Você deve estar se perguntando como este fato conecta-se com um portal de ressonância da cultura de rua, por si só compreendida como criadora de sua própria representatividade? Não seria o rap em si uma ruptura? Talvez, mas não o é quando alimenta a história única. Que história o rap conta? Falo da ideia estereotipada do rap, aquilo que vem a mente quando se pronuncia o nome. Se rap é compromisso, também é complexidade.
Deveria parecer óbvia a diversidade e extensão do Rap, ao menos diante da abertura cultural e de uma fase tão well-produced do gênero. Mas não foi com esses mesmo olhos (e ouvidos) que alguns receberam o lançamento do álbum “Boogie Naipe”, por Mano Brown, na última sexta-feira (9). Boa parte da crítica fio direcionada a uma suposta mudança de estilo do rapper que dá cara e voz a um dos grupos mais importantes da cena paulista, o Racionais. Isto por que o álbum recebe doses de influência do Funk Clássico e R&B, além de contar a tutela de Leon Ware, parceiro de Marvin Gaye, e de participações especiais como Seu Jorge, Max de Castro, Wilson Simoninha, Heldon e outros, como já noticiado aqui neste canal (clique aqui para acessar a matéria).

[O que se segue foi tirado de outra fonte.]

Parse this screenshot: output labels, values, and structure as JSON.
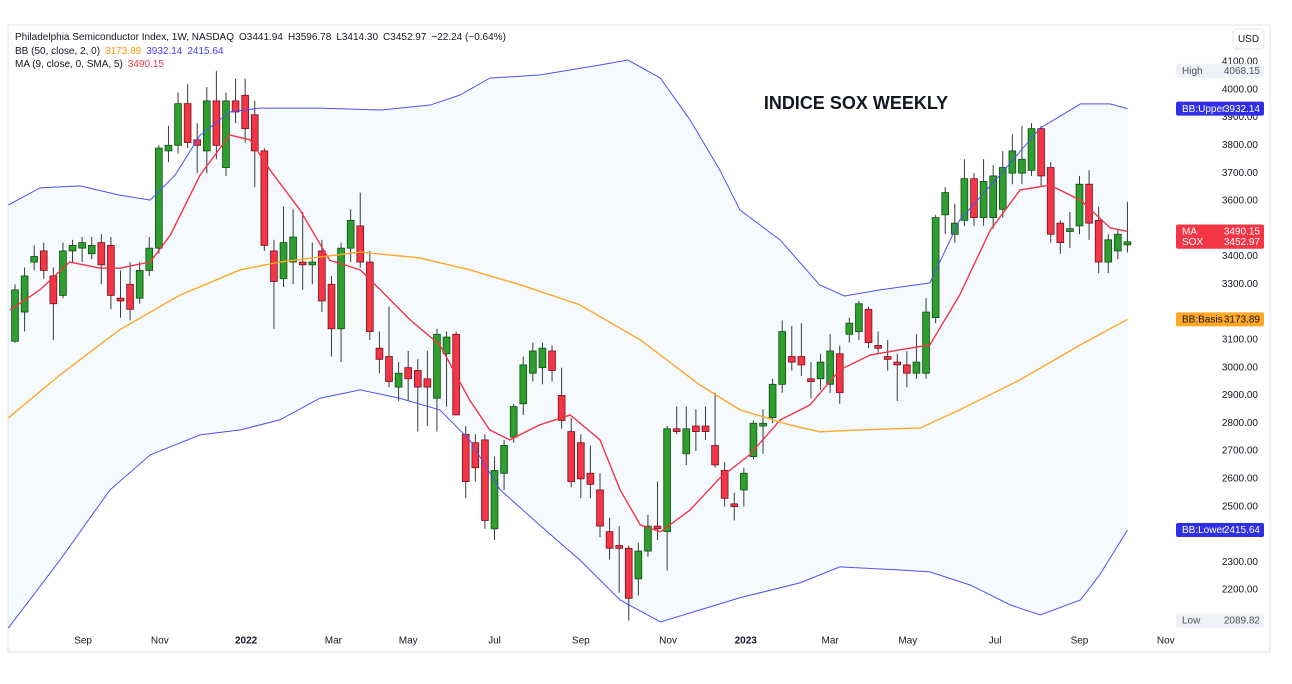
{
  "chart_data": {
    "type": "candlestick",
    "title": "INDICE SOX WEEKLY",
    "currency": "USD",
    "header": [
      [
        {
          "text": "Philadelphia Semiconductor Index, 1W, NASDAQ"
        },
        {
          "text": "O3441.94"
        },
        {
          "text": "H3596.78"
        },
        {
          "text": "L3414.30"
        },
        {
          "text": "C3452.97"
        },
        {
          "text": "−22.24 (−0.64%)"
        }
      ],
      [
        {
          "text": "BB (50, close, 2, 0)"
        },
        {
          "text": "3173.89",
          "color": "#ff9800"
        },
        {
          "text": "3932.14",
          "color": "#3f3ff5"
        },
        {
          "text": "2415.64",
          "color": "#3f3ff5"
        }
      ],
      [
        {
          "text": "MA (9, close, 0, SMA, 5)"
        },
        {
          "text": "3490.15",
          "color": "#f23645"
        }
      ]
    ],
    "up_color": "#2e9e2e",
    "down_color": "#f23645",
    "grid": false,
    "x": [
      0,
      1,
      2,
      3,
      4,
      5,
      6,
      7,
      8,
      9,
      10,
      11,
      12,
      13,
      14,
      15,
      16,
      17,
      18,
      19,
      20,
      21,
      22,
      23,
      24,
      25,
      26,
      27,
      28,
      29,
      30,
      31,
      32,
      33,
      34,
      35,
      36,
      37,
      38,
      39,
      40,
      41,
      42,
      43,
      44,
      45,
      46,
      47,
      48,
      49,
      50,
      51,
      52,
      53,
      54,
      55,
      56,
      57,
      58,
      59,
      60,
      61,
      62,
      63,
      64,
      65,
      66,
      67,
      68,
      69,
      70,
      71,
      72,
      73,
      74,
      75,
      76,
      77,
      78,
      79,
      80,
      81,
      82,
      83,
      84,
      85,
      86,
      87,
      88,
      89,
      90,
      91,
      92,
      93,
      94,
      95,
      96,
      97,
      98,
      99,
      100,
      101,
      102,
      103,
      104,
      105,
      106,
      107,
      108,
      109,
      110,
      111,
      112,
      113,
      114,
      115,
      116
    ],
    "open": [
      3095,
      3200,
      3380,
      3420,
      3330,
      3260,
      3420,
      3430,
      3410,
      3450,
      3440,
      3250,
      3300,
      3250,
      3350,
      3430,
      3780,
      3800,
      3950,
      3820,
      3780,
      3960,
      3720,
      3960,
      3980,
      3910,
      3780,
      3420,
      3320,
      3380,
      3380,
      3370,
      3420,
      3300,
      3140,
      3430,
      3510,
      3380,
      3070,
      3040,
      2930,
      3000,
      2990,
      2960,
      2890,
      3050,
      3120,
      2760,
      2730,
      2740,
      2420,
      2620,
      2750,
      2870,
      2980,
      3000,
      3060,
      2900,
      2770,
      2730,
      2620,
      2560,
      2410,
      2360,
      2350,
      2240,
      2340,
      2430,
      2410,
      2780,
      2690,
      2790,
      2790,
      2720,
      2630,
      2510,
      2560,
      2680,
      2790,
      2820,
      2940,
      3040,
      3040,
      2960,
      2960,
      2940,
      3050,
      3120,
      3130,
      3210,
      3080,
      3040,
      3020,
      3010,
      2980,
      2980,
      3180,
      3550,
      3480,
      3530,
      3680,
      3540,
      3540,
      3570,
      3700,
      3700,
      3710,
      3860,
      3720,
      3520,
      3490,
      3510,
      3660,
      3530,
      3380,
      3420,
      3441.94
    ],
    "high": [
      3300,
      3360,
      3440,
      3450,
      3360,
      3450,
      3460,
      3470,
      3470,
      3480,
      3470,
      3350,
      3380,
      3380,
      3470,
      3800,
      3870,
      3990,
      4020,
      3880,
      4010,
      4068.15,
      3990,
      4040,
      4040,
      3960,
      3790,
      3460,
      3580,
      3570,
      3560,
      3450,
      3460,
      3330,
      3450,
      3570,
      3630,
      3420,
      3130,
      3220,
      3020,
      3060,
      3030,
      3060,
      3140,
      3130,
      3130,
      2790,
      2760,
      2760,
      2680,
      2740,
      2870,
      3040,
      3090,
      3090,
      3080,
      3000,
      2820,
      2760,
      2720,
      2620,
      2460,
      2430,
      2360,
      2370,
      2470,
      2590,
      2790,
      2860,
      2860,
      2850,
      2860,
      2910,
      2660,
      2550,
      2640,
      2810,
      2850,
      2960,
      3170,
      3150,
      3160,
      3020,
      3050,
      3120,
      3080,
      3180,
      3240,
      3220,
      3130,
      3100,
      3050,
      3060,
      3120,
      3250,
      3550,
      3650,
      3590,
      3750,
      3700,
      3750,
      3730,
      3780,
      3840,
      3870,
      3880,
      3870,
      3740,
      3530,
      3560,
      3690,
      3710,
      3580,
      3480,
      3500,
      3596.78
    ],
    "low": [
      3090,
      3130,
      3350,
      3320,
      3100,
      3250,
      3380,
      3380,
      3390,
      3300,
      3210,
      3180,
      3170,
      3230,
      3330,
      3410,
      3740,
      3770,
      3790,
      3700,
      3700,
      3750,
      3690,
      3880,
      3810,
      3650,
      3420,
      3140,
      3290,
      3300,
      3280,
      3300,
      3200,
      3040,
      3020,
      3380,
      3360,
      3100,
      2980,
      2930,
      2880,
      2880,
      2770,
      2790,
      2770,
      2860,
      2830,
      2530,
      2590,
      2420,
      2380,
      2560,
      2730,
      2830,
      2950,
      2940,
      2950,
      2780,
      2570,
      2530,
      2530,
      2390,
      2310,
      2190,
      2089.82,
      2180,
      2320,
      2380,
      2270,
      2760,
      2650,
      2700,
      2740,
      2640,
      2500,
      2450,
      2500,
      2670,
      2690,
      2800,
      2910,
      2990,
      2970,
      2890,
      2920,
      2910,
      2870,
      3090,
      3100,
      3070,
      3050,
      2990,
      2880,
      2930,
      2960,
      2960,
      3160,
      3480,
      3450,
      3510,
      3510,
      3510,
      3500,
      3540,
      3660,
      3660,
      3690,
      3650,
      3450,
      3410,
      3430,
      3480,
      3460,
      3340,
      3340,
      3390,
      3414.3
    ],
    "close": [
      3280,
      3330,
      3400,
      3350,
      3230,
      3420,
      3440,
      3450,
      3440,
      3370,
      3260,
      3240,
      3210,
      3350,
      3430,
      3790,
      3800,
      3950,
      3810,
      3800,
      3960,
      3800,
      3960,
      3920,
      3860,
      3780,
      3440,
      3310,
      3450,
      3470,
      3370,
      3380,
      3240,
      3140,
      3430,
      3530,
      3380,
      3130,
      3030,
      2950,
      2980,
      2960,
      2930,
      2930,
      3120,
      3110,
      2830,
      2590,
      2640,
      2450,
      2630,
      2720,
      2860,
      3010,
      3060,
      3070,
      2990,
      2810,
      2590,
      2600,
      2580,
      2430,
      2350,
      2350,
      2170,
      2340,
      2430,
      2420,
      2780,
      2770,
      2780,
      2770,
      2770,
      2650,
      2530,
      2500,
      2620,
      2800,
      2800,
      2940,
      3130,
      3020,
      3010,
      2950,
      3020,
      3060,
      2910,
      3160,
      3230,
      3090,
      3070,
      3030,
      3010,
      2980,
      3020,
      3200,
      3540,
      3630,
      3520,
      3680,
      3540,
      3670,
      3690,
      3720,
      3780,
      3750,
      3860,
      3690,
      3480,
      3450,
      3500,
      3660,
      3520,
      3380,
      3460,
      3480,
      3452.97
    ],
    "lines": [
      {
        "name": "BB:Upper",
        "color": "#5050f5",
        "badge_color": "#2f2fe8",
        "badge_text": "#ffffff",
        "end_label": "3932.14",
        "x": [
          -0.7,
          2.6,
          6.8,
          10.9,
          14.1,
          16.7,
          19.3,
          22.4,
          25.5,
          31.8,
          38.1,
          43.3,
          46.4,
          49.5,
          54.7,
          61.0,
          63.9,
          67.3,
          70.4,
          73.5,
          75.6,
          79.8,
          83.9,
          86.5,
          90.2,
          95.4,
          98.5,
          102.7,
          106.9,
          111.1,
          114.2,
          116
        ],
        "values": [
          3585,
          3647,
          3654,
          3621,
          3603,
          3693,
          3837,
          3920,
          3934,
          3934,
          3927,
          3945,
          3981,
          4042,
          4053,
          4089,
          4107,
          4042,
          3891,
          3711,
          3567,
          3459,
          3298,
          3258,
          3280,
          3305,
          3531,
          3693,
          3862,
          3949,
          3949,
          3932.14
        ]
      },
      {
        "name": "MA",
        "color": "#f23645",
        "badge_color": "#f23645",
        "badge_text": "#ffffff",
        "end_label": "3490.15",
        "x": [
          -0.5,
          2.6,
          5.7,
          8.9,
          10.9,
          14.1,
          16.2,
          19.3,
          22.4,
          24.5,
          26.6,
          29.7,
          32.8,
          36.0,
          38.1,
          41.2,
          44.3,
          47.4,
          49.5,
          51.6,
          54.7,
          57.9,
          61.0,
          63.1,
          65.2,
          67.3,
          70.4,
          73.5,
          76.6,
          79.8,
          82.9,
          86.0,
          89.2,
          92.3,
          95.4,
          98.5,
          101.7,
          104.8,
          107.9,
          111.1,
          114.2,
          116
        ],
        "values": [
          3208,
          3280,
          3380,
          3358,
          3358,
          3380,
          3477,
          3693,
          3837,
          3820,
          3711,
          3568,
          3387,
          3352,
          3280,
          3172,
          3082,
          2884,
          2776,
          2740,
          2794,
          2830,
          2740,
          2560,
          2434,
          2409,
          2488,
          2603,
          2686,
          2812,
          2866,
          2992,
          3046,
          3064,
          3082,
          3261,
          3495,
          3639,
          3657,
          3603,
          3503,
          3490.15
        ]
      },
      {
        "name": "BB:Basis",
        "color": "#ffa726",
        "badge_color": "#ffa726",
        "badge_text": "#131722",
        "end_label": "3173.89",
        "x": [
          -0.7,
          4.7,
          10.9,
          17.2,
          23.5,
          27.6,
          36.0,
          42.2,
          47.4,
          52.7,
          58.9,
          65.2,
          71.4,
          75.6,
          80.8,
          83.9,
          88.1,
          94.4,
          98.5,
          104.8,
          111.1,
          116
        ],
        "values": [
          2819,
          2974,
          3136,
          3261,
          3352,
          3380,
          3416,
          3395,
          3352,
          3298,
          3226,
          3100,
          2938,
          2848,
          2794,
          2769,
          2776,
          2783,
          2848,
          2956,
          3082,
          3173.89
        ]
      },
      {
        "name": "BB:Lower",
        "color": "#5050f5",
        "badge_color": "#2f2fe8",
        "badge_text": "#ffffff",
        "end_label": "2415.64",
        "x": [
          -0.7,
          4.7,
          9.9,
          14.1,
          19.3,
          23.5,
          27.6,
          31.8,
          36.0,
          40.1,
          44.3,
          47.4,
          50.6,
          54.7,
          58.9,
          63.1,
          67.3,
          71.4,
          75.6,
          81.9,
          86.0,
          92.3,
          95.4,
          99.6,
          103.8,
          106.9,
          111.1,
          113.1,
          116
        ],
        "values": [
          2063,
          2308,
          2560,
          2686,
          2758,
          2776,
          2812,
          2890,
          2920,
          2890,
          2848,
          2740,
          2560,
          2434,
          2308,
          2164,
          2085,
          2128,
          2172,
          2226,
          2283,
          2272,
          2265,
          2218,
          2146,
          2110,
          2164,
          2254,
          2415.64
        ]
      }
    ],
    "last_label": {
      "name": "SOX",
      "value_label": "3452.97",
      "color": "#f23645"
    },
    "high_label": {
      "name": "High",
      "value_label": "4068.15"
    },
    "low_label": {
      "name": "Low",
      "value_label": "2089.82"
    },
    "xlim": [
      -0.73,
      120.96
    ],
    "xticks": [
      {
        "value": 7.1,
        "label": "Sep"
      },
      {
        "value": 15.1,
        "label": "Nov"
      },
      {
        "value": 24.1,
        "label": "2022"
      },
      {
        "value": 33.2,
        "label": "Mar"
      },
      {
        "value": 41.0,
        "label": "May"
      },
      {
        "value": 50.0,
        "label": "Jul"
      },
      {
        "value": 59.0,
        "label": "Sep"
      },
      {
        "value": 68.1,
        "label": "Nov"
      },
      {
        "value": 76.2,
        "label": "2023"
      },
      {
        "value": 85.0,
        "label": "Mar"
      },
      {
        "value": 93.1,
        "label": "May"
      },
      {
        "value": 102.2,
        "label": "Jul"
      },
      {
        "value": 111.0,
        "label": "Sep"
      },
      {
        "value": 120.0,
        "label": "Nov"
      }
    ],
    "ylim": [
      2056,
      4233
    ],
    "yticks": [
      {
        "value": 2200,
        "label": "2200.00"
      },
      {
        "value": 2300,
        "label": "2300.00"
      },
      {
        "value": 2500,
        "label": "2500.00"
      },
      {
        "value": 2600,
        "label": "2600.00"
      },
      {
        "value": 2700,
        "label": "2700.00"
      },
      {
        "value": 2800,
        "label": "2800.00"
      },
      {
        "value": 2900,
        "label": "2900.00"
      },
      {
        "value": 3000,
        "label": "3000.00"
      },
      {
        "value": 3100,
        "label": "3100.00"
      },
      {
        "value": 3300,
        "label": "3300.00"
      },
      {
        "value": 3400,
        "label": "3400.00"
      },
      {
        "value": 3600,
        "label": "3600.00"
      },
      {
        "value": 3700,
        "label": "3700.00"
      },
      {
        "value": 3800,
        "label": "3800.00"
      },
      {
        "value": 3900,
        "label": "3900.00"
      },
      {
        "value": 4000,
        "label": "4000.00"
      },
      {
        "value": 4100,
        "label": "4100.00"
      }
    ]
  }
}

Por que será que o Rap, o Hip Hop e toda a relevância da cultura de rua continuam subjugadas à essa narrativa única que só decodifica seu lado historicamente marginalizado? Ao que Adichie responde: “É assim que você cria uma história única. Mostre às pessoas uma única coisa, como sendo uma coisa única, por diversas vezes, é será isto o que a coisa se tornará”, analisa. Quem ja foi confrontado com a afirmação de que aquele(a) que escuta Rap é bandido, marginal, vagabundo e por aí vai (ladeira abaixo), sabe bem do que estou falando.

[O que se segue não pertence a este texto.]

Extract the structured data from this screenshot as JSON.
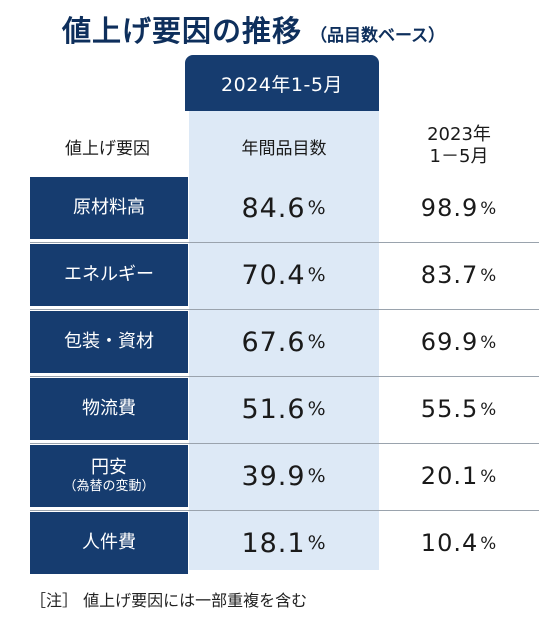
{
  "title": {
    "main": "値上げ要因の推移",
    "sub": "（品目数ベース）"
  },
  "header": {
    "period_2024": "2024年1-5月",
    "factor_label": "値上げ要因",
    "items_label": "年間品目数",
    "period_2023_line1": "2023年",
    "period_2023_line2": "1－5月"
  },
  "rows": [
    {
      "factor": "原材料高",
      "note": "",
      "v2024": "84.6",
      "v2023": "98.9"
    },
    {
      "factor": "エネルギー",
      "note": "",
      "v2024": "70.4",
      "v2023": "83.7"
    },
    {
      "factor": "包装・資材",
      "note": "",
      "v2024": "67.6",
      "v2023": "69.9"
    },
    {
      "factor": "物流費",
      "note": "",
      "v2024": "51.6",
      "v2023": "55.5"
    },
    {
      "factor": "円安",
      "note": "（為替の変動）",
      "v2024": "39.9",
      "v2023": "20.1"
    },
    {
      "factor": "人件費",
      "note": "",
      "v2024": "18.1",
      "v2023": "10.4"
    }
  ],
  "unit": "%",
  "footnote": "［注］ 値上げ要因には一部重複を含む",
  "colors": {
    "navy": "#163c6f",
    "highlight": "#dde9f6",
    "title": "#0e2f5c"
  }
}
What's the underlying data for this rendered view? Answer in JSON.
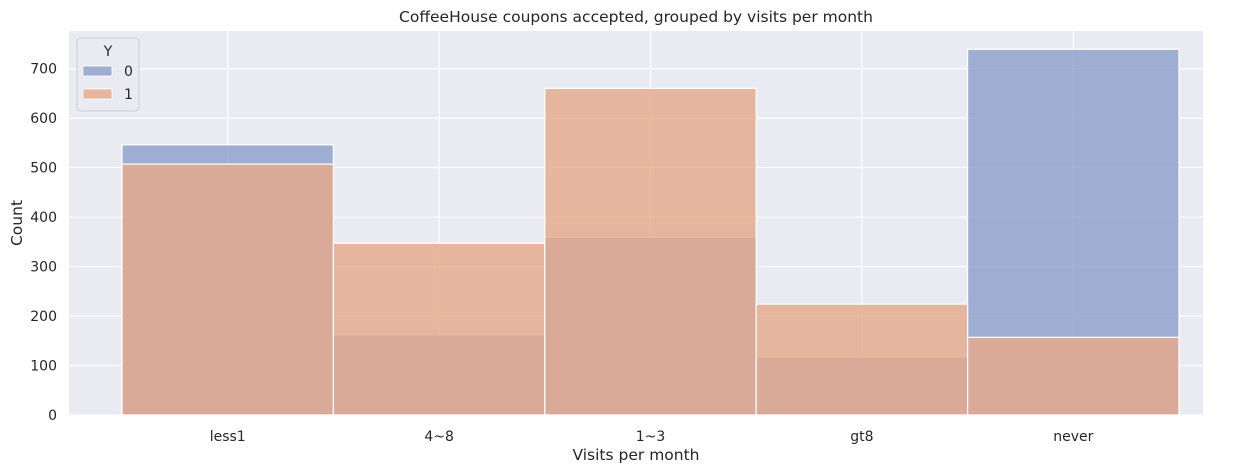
{
  "chart_data": {
    "type": "bar",
    "title": "CoffeeHouse coupons accepted, grouped by visits per month",
    "xlabel": "Visits per month",
    "ylabel": "Count",
    "categories": [
      "less1",
      "4~8",
      "1~3",
      "gt8",
      "never"
    ],
    "series": [
      {
        "name": "0",
        "values": [
          546,
          162,
          359,
          117,
          739
        ]
      },
      {
        "name": "1",
        "values": [
          507,
          347,
          660,
          224,
          157
        ]
      }
    ],
    "ylim": [
      0,
      776
    ],
    "yticks": [
      "0",
      "100",
      "200",
      "300",
      "400",
      "500",
      "600",
      "700"
    ],
    "grid": true,
    "legend": {
      "title": "Y",
      "position": "top-left"
    },
    "colors": {
      "series0": "#8da0cb",
      "series1": "#e5a98a",
      "background": "#eaeaf2",
      "grid": "#ffffff"
    }
  }
}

O mesmo acontece quando nossas mulheres incríveis tornam-se parte ativa e estruturante desta cultura, quantas histórias únicas tem elas que vencer? Está aí o feminismo de Karol Conka, Flora Mattos, Tássia Reis, Lívia Cruz e tantas tantas outras descendo pela garganta apertada do conservadorismo. Isso sem falar de Rico Dalasam e Mc Luana Hansen, para elencar apenas dois, que levantam a bandeira da ruptura de gênero no rap.
Comece a história contando que o rap emerge nas periferias e não destacando seu poder criativo, estará criado o esteriótipo, a história única. Diga que as letras falam de crimes e não de militância e resistência, e continuaremos alimentando a mesma narrativa incompleta, portanto desonesta, do que é este movimento.